7 The vineyard of the LORD Almighty
is the nation of Israel,
and the people of Judah
are the vines he delighted in.
And he looked for justice, but saw bloodshed;
for righteousness, but heard cries of distress.

Turning next to our reading of the second letter of Paul to the Corinthians, we find Paul speaking to the matter of false apostles that the church in Corinth has evidently been encountering. 

Paul says to them, 3 But I am afraid that just as Eve was deceived by the serpent’s cunning, your minds may somehow be led astray from your sincere and pure devotion to Christ. 4 For if someone comes to you and preaches a Jesus other than the Jesus we preached, or if you receive a different spirit from the Spirit you received, or a different gospel from the one you accepted, you put up with it easily enough.

Paul goes on to clearly state:  For such people are false apostles, deceitful workers, masquerading as apostles of Christ. 14 And no wonder, for Satan himself masquerades as an angel of light. 15 It is not surprising, then, if his servants also masquerade as servants of righteousness.
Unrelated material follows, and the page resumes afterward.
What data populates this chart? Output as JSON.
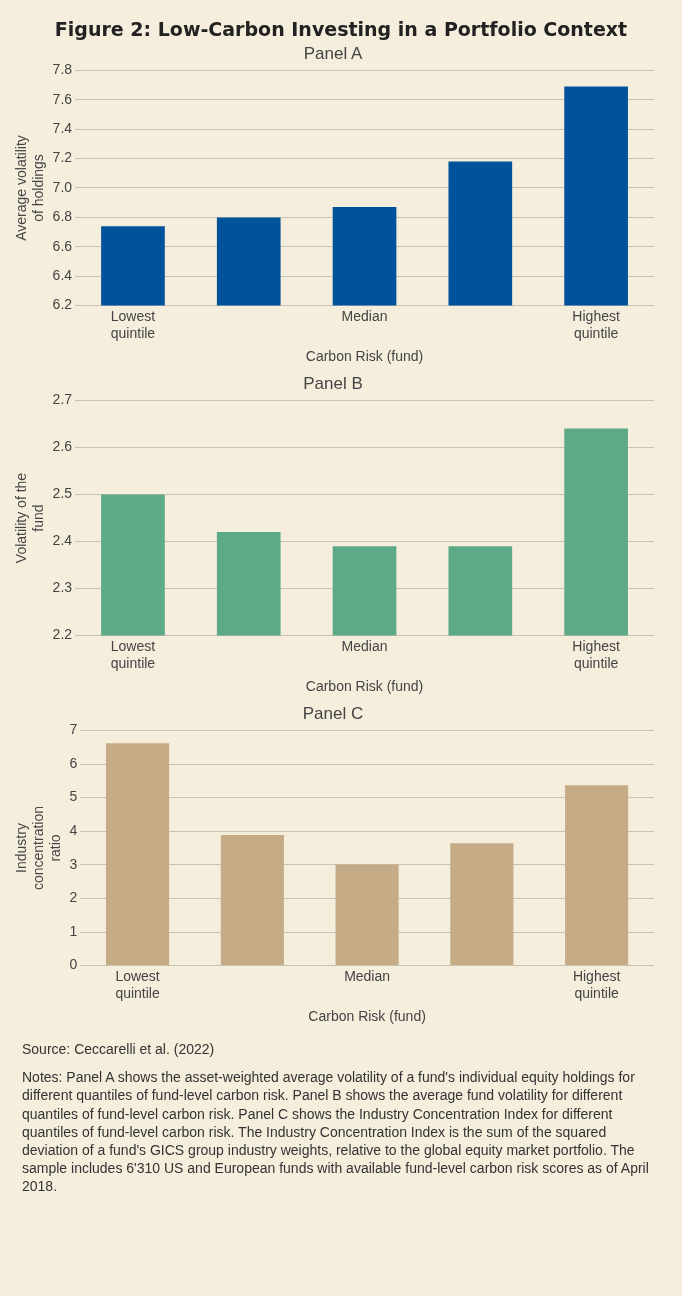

Their end will be what their actions deserve.

We now turn to our psalm for the day, and find the psalmist uttering one of the most simple yet memorable lines:

1 The fool says in his heart,
   “There is no God.

Finally, a few verses from the book of Proverbs which continue with the “sayings” of Solomon, wise king of Israel.  These two sayings are as follows:

28 Do not move an ancient boundary stone
set up by your ancestors.

29 Do you see someone skilled in their work?
They will serve before kings;
they will not serve before officials of low rank.

May God bless the reading and reflection of His Word.

3 thoughts on “The Fool Says In His Heart, ‘There Is No God’

  1. Isaiah was serving his prophetic role at a time when Judah/Israel were in very precarious situations with Assyria, Egypt, and other threats all around them. He vents his outrage against the people’s lack of faithfulness to God and lack of attention to the seriousness of their situation. Instead of working together to survive as a people they’re distracted by “conspicuous consumption” of food, drink, parties, fashion, and other shows of wealth. Imagine if they had stayed faithful to their values, come together, taken care of each other, and worked to strengthen their community as a whole – history might have taken a very different course.

    1. Many thanks for offering insightful historical perspective. I feel as though I have not developed these themes enough in my commentary, and hope to learn a lot from your inputs as we continue with this very long book. Perhaps I’ll even go back and edit some posts to incorporate your views — with your permission, of course.